Faiz indirim döngüsüne girildiği zaman da sıkı duruş korunabilir ama enflasyon bizim orta vadeli hedefimize yaklaşana kadar sıkı duruşu korumamız gerekiyor. Faiz indirimi için iki koşul gözetiyoruz.Yıllık enflasyona değil aylık enflasyona vurgu yapıyoruz. Burada da ana eğilime bakıyoruz. Son aylara bakınca aylık enflasyonda düşüş olduğu net, kalıcı olduğu noktasında yeteri kadar emin değiliz. Diğer husus da beklentiler konusu. Piyasa katılımcıları daha olumlu, hanehalkı beklentileri de azalma eğiliminde. Enflasyondaki düşüşe buradan da katkı alacağımıza emin olmak istiyoruz. Önümüzdeki dönemde sıkı duruşla birlikte daha olumlu bir seyir olacak. Uzun süre sıkı duruşu korumamız gerekecek. Bu, faiz hiç inmeyecek anlamına gelmez. Faiz indiriminde de sıkı duruş korunabilir.”
ASGARİ ÜCRET YANITI
Bize kanunla verilen görev fiyat istikrarını sağlamak. Burada toplumsal refaha yapacağımız en büyük katkı bu olacak. Enflasyonun kalıcı olarak tek haneye düşmesi, büyümenin getireceği refah artışının toplumun her kesimine dağılmasına sebep olacak. Enflasyonun düşmesi en çok düşük gelirliyi etkileyecek. En çok o grubu olumlu etkileyecek çünkü zorunlu harcamaları fazla olan düşük gelir grupları yüksek enflasyon daha olumsuz etkileniyor. Dolasıyla bu grubun refah artışı olabilmesi için fiyat istikrarının sağlanması gerekiyor. Bu konuda da kararlıyız. Attığımız adımlarla bunu gösteriyoruz. Asgari ücretle ilgili bir diğer soruya Karahan şöyle yanıt verdi: Asgari ücret konusunda karar verici de değiliz tavsiye kurumu da değiliz. Biz sadece tahminlerimizi oluştururken bu konuda bir varsayım da bulunmak zorundayız.

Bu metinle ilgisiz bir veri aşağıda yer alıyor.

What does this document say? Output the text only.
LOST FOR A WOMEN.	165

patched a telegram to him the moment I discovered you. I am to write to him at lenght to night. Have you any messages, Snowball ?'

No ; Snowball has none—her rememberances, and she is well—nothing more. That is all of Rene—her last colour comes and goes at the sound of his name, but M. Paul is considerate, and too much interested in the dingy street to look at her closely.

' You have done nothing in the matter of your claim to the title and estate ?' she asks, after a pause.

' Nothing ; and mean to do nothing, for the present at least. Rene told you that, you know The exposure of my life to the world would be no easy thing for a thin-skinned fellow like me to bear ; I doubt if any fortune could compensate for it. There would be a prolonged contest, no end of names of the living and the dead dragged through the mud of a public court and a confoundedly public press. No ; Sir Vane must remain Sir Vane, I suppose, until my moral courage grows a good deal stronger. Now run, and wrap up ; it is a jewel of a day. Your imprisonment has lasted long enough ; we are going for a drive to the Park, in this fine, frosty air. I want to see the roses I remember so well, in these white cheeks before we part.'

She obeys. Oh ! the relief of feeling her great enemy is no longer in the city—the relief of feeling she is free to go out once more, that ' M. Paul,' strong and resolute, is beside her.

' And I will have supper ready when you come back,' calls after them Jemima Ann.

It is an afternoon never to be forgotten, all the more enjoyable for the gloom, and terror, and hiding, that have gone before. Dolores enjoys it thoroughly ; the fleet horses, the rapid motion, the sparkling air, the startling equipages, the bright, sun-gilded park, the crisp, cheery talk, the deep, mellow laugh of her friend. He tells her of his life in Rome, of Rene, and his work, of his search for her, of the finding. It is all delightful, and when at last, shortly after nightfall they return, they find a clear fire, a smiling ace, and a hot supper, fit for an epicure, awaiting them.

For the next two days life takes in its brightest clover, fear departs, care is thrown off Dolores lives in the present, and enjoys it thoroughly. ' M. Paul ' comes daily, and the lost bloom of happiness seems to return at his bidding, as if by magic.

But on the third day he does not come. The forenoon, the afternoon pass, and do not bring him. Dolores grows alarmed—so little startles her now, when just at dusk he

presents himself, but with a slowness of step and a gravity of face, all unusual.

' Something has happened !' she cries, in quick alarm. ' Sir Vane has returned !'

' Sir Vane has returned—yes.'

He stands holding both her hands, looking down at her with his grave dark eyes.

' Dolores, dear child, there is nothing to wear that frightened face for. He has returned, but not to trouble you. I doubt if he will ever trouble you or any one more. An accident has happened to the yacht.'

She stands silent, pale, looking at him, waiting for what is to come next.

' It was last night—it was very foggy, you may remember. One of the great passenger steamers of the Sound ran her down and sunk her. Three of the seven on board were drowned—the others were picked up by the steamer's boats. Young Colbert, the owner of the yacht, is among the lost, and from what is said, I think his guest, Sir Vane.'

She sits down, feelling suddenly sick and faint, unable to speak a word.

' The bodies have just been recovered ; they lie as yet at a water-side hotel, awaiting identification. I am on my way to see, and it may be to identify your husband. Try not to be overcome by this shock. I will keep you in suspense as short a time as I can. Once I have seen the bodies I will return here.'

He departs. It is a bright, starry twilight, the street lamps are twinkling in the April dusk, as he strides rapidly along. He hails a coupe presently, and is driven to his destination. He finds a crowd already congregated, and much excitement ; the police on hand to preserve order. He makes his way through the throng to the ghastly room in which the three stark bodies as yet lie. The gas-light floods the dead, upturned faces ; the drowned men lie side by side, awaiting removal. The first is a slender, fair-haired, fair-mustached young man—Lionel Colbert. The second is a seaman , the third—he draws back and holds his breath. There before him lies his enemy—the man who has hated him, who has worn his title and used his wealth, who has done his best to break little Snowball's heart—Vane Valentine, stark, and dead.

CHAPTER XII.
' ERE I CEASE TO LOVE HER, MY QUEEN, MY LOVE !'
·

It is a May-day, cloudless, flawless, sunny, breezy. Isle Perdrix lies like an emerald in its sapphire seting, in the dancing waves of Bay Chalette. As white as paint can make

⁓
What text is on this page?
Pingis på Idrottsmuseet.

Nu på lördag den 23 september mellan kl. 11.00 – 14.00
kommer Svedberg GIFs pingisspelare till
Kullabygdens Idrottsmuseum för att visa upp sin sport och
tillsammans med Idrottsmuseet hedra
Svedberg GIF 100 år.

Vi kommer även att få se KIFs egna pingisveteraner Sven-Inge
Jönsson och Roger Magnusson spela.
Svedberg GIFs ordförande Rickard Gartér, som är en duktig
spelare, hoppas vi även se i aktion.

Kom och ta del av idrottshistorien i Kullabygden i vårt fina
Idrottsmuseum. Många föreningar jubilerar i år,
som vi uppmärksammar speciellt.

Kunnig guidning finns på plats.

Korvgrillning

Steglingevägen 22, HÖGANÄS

Varsayımda bulunurken de yetkililer tarafından yapılan açıklamaları göz önünde bulunduruyoruz. Bunu da şefaflık gereği kamuyomuzla paylaştık.
“TÜİK GERÇEKLEŞMESİYLE BİZİM ARAMIZDA CİDDİ BİR FARK GÖRMÜYORUZ”
TÜİK’in inandırıcılığı önemli. Metodolojiye bakınca uluslararası standartlara uygun veri açıklanıyor. Bizim ay içinde fiyat gelişmelerini anlamak için belli çalışmalarımız var. Fiyat topluyoruz, bir tahminde bulunuyoruz. Son dönemde TÜİK gerçekleşmesiyle bizim aramızda ciddi bir fark görmüyoruz. Bazı aylarda yukarı yönlü sürprizler olduğunu söyleyebilirim, şubat ve mayıs bunun örnekleri. İTO ile karşılaştırılıyor ancak orada metodoloji farkı var.